In the two-seat Lamoille-2 House district, incumbent Democrats Linda Martin of Wolcott and Mark Woodward of Johnson will square off against Republicans Lucien Gravel of Wolcott and S. Christian Bouthillette of Johnson.
Incumbent Republican Bernard Juskiewicz of Cambridge has no opposition for the Lamoille-3 House seat.
Some countywide contests might have to wait a week before being solidified; the secretary of state’s office will not produce a tally of write-in votes until next week. All it takes in a county race is 50 write-ins to earn a spot on the Nov. 4 ballot.
On the primary ballot for county races: James R. Dean Mahoney of Hyde Park, Republican, for probate judge; Roger Marcoux of Morristown, a Republican, sheriff; Eben E. Merrill of Hyde Park, a Republican, high bailiff; and two assistant judge spots, Democrats Joel Page of Cambridge and Karen Bradley of Morristown.
At the top of the ticket, Vermont’s sole congressman, Peter Welch of Norwich, was unopposed in the Democratic primary. Three Republicans were running; Mark Donka of Hartford barely edged Donald W. Nolte of Derby and Donald Russell of Shelburne. Four minor-party candidates or independents will be on the November ballot.
Democratic Gov. Peter Shumlin of East Montpelier, seeking his third term, got only token opposition from H. Brooke Paige of Washington. The Republican nominee is Scott Milne of Pomfret, as a write-in campaign for Dan Feliciano, a Libertarian, fell well short of a serious challenge, and neither Emily Peyton of Putney or Steve Berry of Berlin got much support. Feliciano and three other minor-party or independent candidates will be on the November ballot.
Republican Phil Scott of Berlin, seeking his third term as lieutenant governor, had no challengers on the ballot; a write-in campaign by Progressive Dean Corren may have landed him the Democratic nomination.
Other Democratic incumbents also nominated: Attorney General William Sorrell of Burlington, Treasurer Beth Pearce of Barre City, Secretary of State Jim Condos of Montpelier, and state Auditor Doug Hoffer of Burlington.
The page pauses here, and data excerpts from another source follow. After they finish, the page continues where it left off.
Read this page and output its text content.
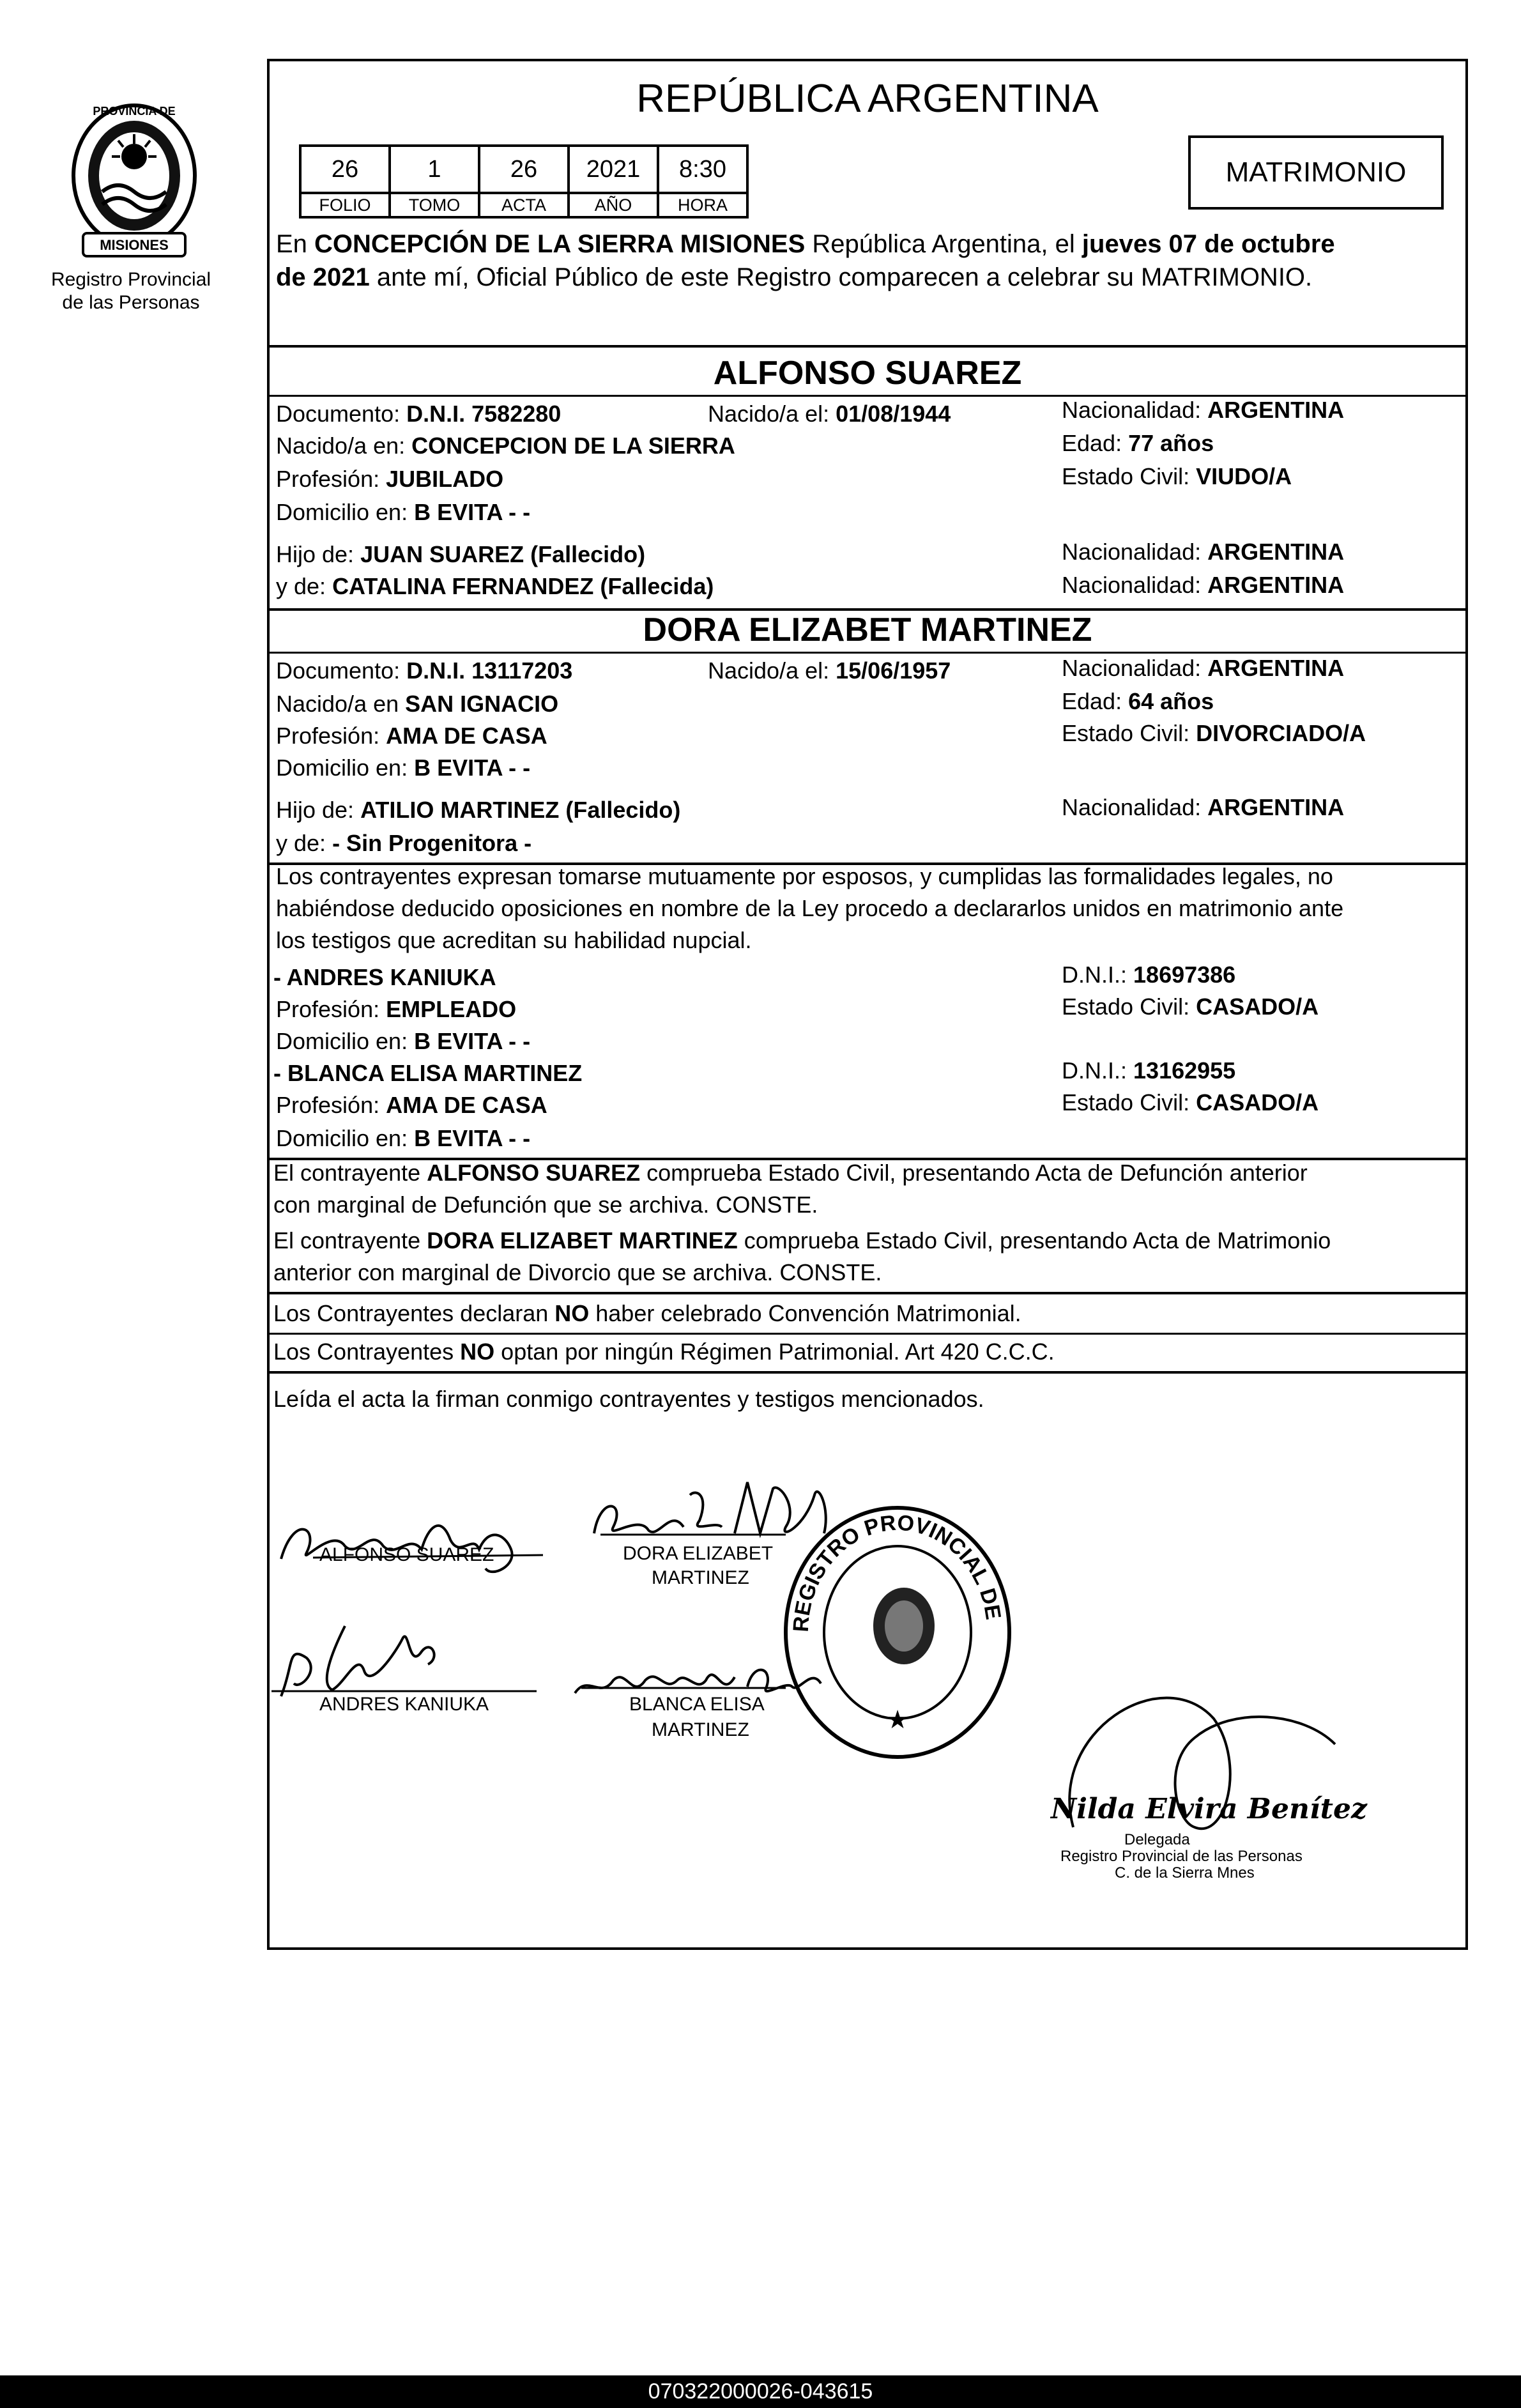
MISIONES
PROVINCIA DE
Registro Provincial
de las Personas
REPÚBLICA ARGENTINA
26	1	26	2021	8:30
FOLIO	TOMO	ACTA	AÑO	HORA
MATRIMONIO
En CONCEPCIÓN DE LA SIERRA MISIONES República Argentina, el jueves 07 de octubre
de 2021 ante mí, Oficial Público de este Registro comparecen a celebrar su MATRIMONIO.
ALFONSO SUAREZ
Documento: D.N.I. 7582280	Nacido/a el: 01/08/1944	Nacionalidad: ARGENTINA
Nacido/a en: CONCEPCION DE LA SIERRA	Edad: 77 años
Profesión: JUBILADO	Estado Civil: VIUDO/A
Domicilio en: B EVITA - -
Hijo de: JUAN SUAREZ (Fallecido)	Nacionalidad: ARGENTINA
y de: CATALINA FERNANDEZ (Fallecida)	Nacionalidad: ARGENTINA
DORA ELIZABET MARTINEZ
Documento: D.N.I. 13117203	Nacido/a el: 15/06/1957	Nacionalidad: ARGENTINA
Nacido/a en SAN IGNACIO	Edad: 64 años
Profesión: AMA DE CASA	Estado Civil: DIVORCIADO/A
Domicilio en: B EVITA - -
Hijo de: ATILIO MARTINEZ (Fallecido)	Nacionalidad: ARGENTINA
y de: - Sin Progenitora -
Los contrayentes expresan tomarse mutuamente por esposos, y cumplidas las formalidades legales, no
habiéndose deducido oposiciones en nombre de la Ley procedo a declararlos unidos en matrimonio ante
los testigos que acreditan su habilidad nupcial.
- ANDRES KANIUKA	D.N.I.: 18697386
Profesión: EMPLEADO	Estado Civil: CASADO/A
Domicilio en: B EVITA - -
- BLANCA ELISA MARTINEZ	D.N.I.: 13162955
Profesión: AMA DE CASA	Estado Civil: CASADO/A
Domicilio en: B EVITA - -
El contrayente ALFONSO SUAREZ comprueba Estado Civil, presentando Acta de Defunción anterior
con marginal de Defunción que se archiva. CONSTE.
El contrayente DORA ELIZABET MARTINEZ comprueba Estado Civil, presentando Acta de Matrimonio
anterior con marginal de Divorcio que se archiva. CONSTE.
Los Contrayentes declaran NO haber celebrado Convención Matrimonial.
Los Contrayentes NO optan por ningún Régimen Patrimonial. Art 420 C.C.C.
Leída el acta la firman conmigo contrayentes y testigos mencionados.
ALFONSO SUAREZ	DORA ELIZABET
MARTINEZ
ANDRES KANIUKA	BLANCA ELISA
MARTINEZ
REGISTRO PROVINCIAL DE
★
Nilda Elvira Benítez
Delegada
Registro Provincial de las Personas
C. de la Sierra Mnes
070322000026-043615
None faces a serious challenge in November.
Low turnout, high cost
Most of the primary election ballots allotted to Stowe are now scrap paper, including all the ballots for the Progressive and Liberty Union parties.
In Stowe, 87 voters filled out Democratic ballots and 39 voted in the Republican primary, a turnout of 3 percent.
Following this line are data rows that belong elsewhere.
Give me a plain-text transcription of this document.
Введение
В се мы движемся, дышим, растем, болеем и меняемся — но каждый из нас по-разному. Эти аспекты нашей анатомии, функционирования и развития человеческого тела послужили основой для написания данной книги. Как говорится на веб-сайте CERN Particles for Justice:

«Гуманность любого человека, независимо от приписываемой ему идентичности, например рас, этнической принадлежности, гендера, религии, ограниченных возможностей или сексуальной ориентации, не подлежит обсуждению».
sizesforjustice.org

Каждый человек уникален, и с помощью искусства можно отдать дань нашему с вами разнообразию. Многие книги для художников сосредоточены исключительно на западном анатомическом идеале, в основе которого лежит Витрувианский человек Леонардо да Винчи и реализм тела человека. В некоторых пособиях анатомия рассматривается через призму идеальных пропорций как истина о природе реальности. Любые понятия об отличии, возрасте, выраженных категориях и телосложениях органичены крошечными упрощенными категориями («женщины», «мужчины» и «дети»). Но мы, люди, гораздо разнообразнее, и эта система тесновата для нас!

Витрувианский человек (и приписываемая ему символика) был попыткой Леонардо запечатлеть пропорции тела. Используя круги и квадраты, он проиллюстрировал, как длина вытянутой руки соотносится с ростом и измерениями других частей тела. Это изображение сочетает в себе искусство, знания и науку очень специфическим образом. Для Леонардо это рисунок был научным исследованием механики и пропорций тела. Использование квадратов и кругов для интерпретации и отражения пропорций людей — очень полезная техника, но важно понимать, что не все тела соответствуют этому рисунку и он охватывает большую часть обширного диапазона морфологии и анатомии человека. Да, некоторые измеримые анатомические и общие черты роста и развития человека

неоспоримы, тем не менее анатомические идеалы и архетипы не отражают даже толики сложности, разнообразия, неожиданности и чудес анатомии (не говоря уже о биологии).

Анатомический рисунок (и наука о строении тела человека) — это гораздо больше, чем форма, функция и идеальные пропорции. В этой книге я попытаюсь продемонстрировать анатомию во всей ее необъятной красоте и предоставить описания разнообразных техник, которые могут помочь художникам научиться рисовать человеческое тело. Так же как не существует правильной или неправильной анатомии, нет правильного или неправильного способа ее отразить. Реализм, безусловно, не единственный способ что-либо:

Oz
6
Town Clerk Allison Kaiser thinks that’s a shame, considering the expense that goes into the primary elections.
“It’s a very expensive election,” she said. This year, every primary voter received four ballots — Republican, Democratic, Progressive and Liberty Union. Each voters chose one to fill out, and the other three were recycled. And, since turnout was so low, most ballots were never handed out.
Kaiser said the Vermont Secretary of State’s Office spends almost a half-million dollars on the primary election, and towns have their own costs, too: Kaiser said it cost $1,700 to program the vote-counting machine. For the 126 voters who cast primary ballots in Stowe, it cost the town about $13.50 each to program a machine to count their votes.
On the bright side, Kaiser sometimes takes old, unused ballots, bound into handy notepads, and donates them to groups around town.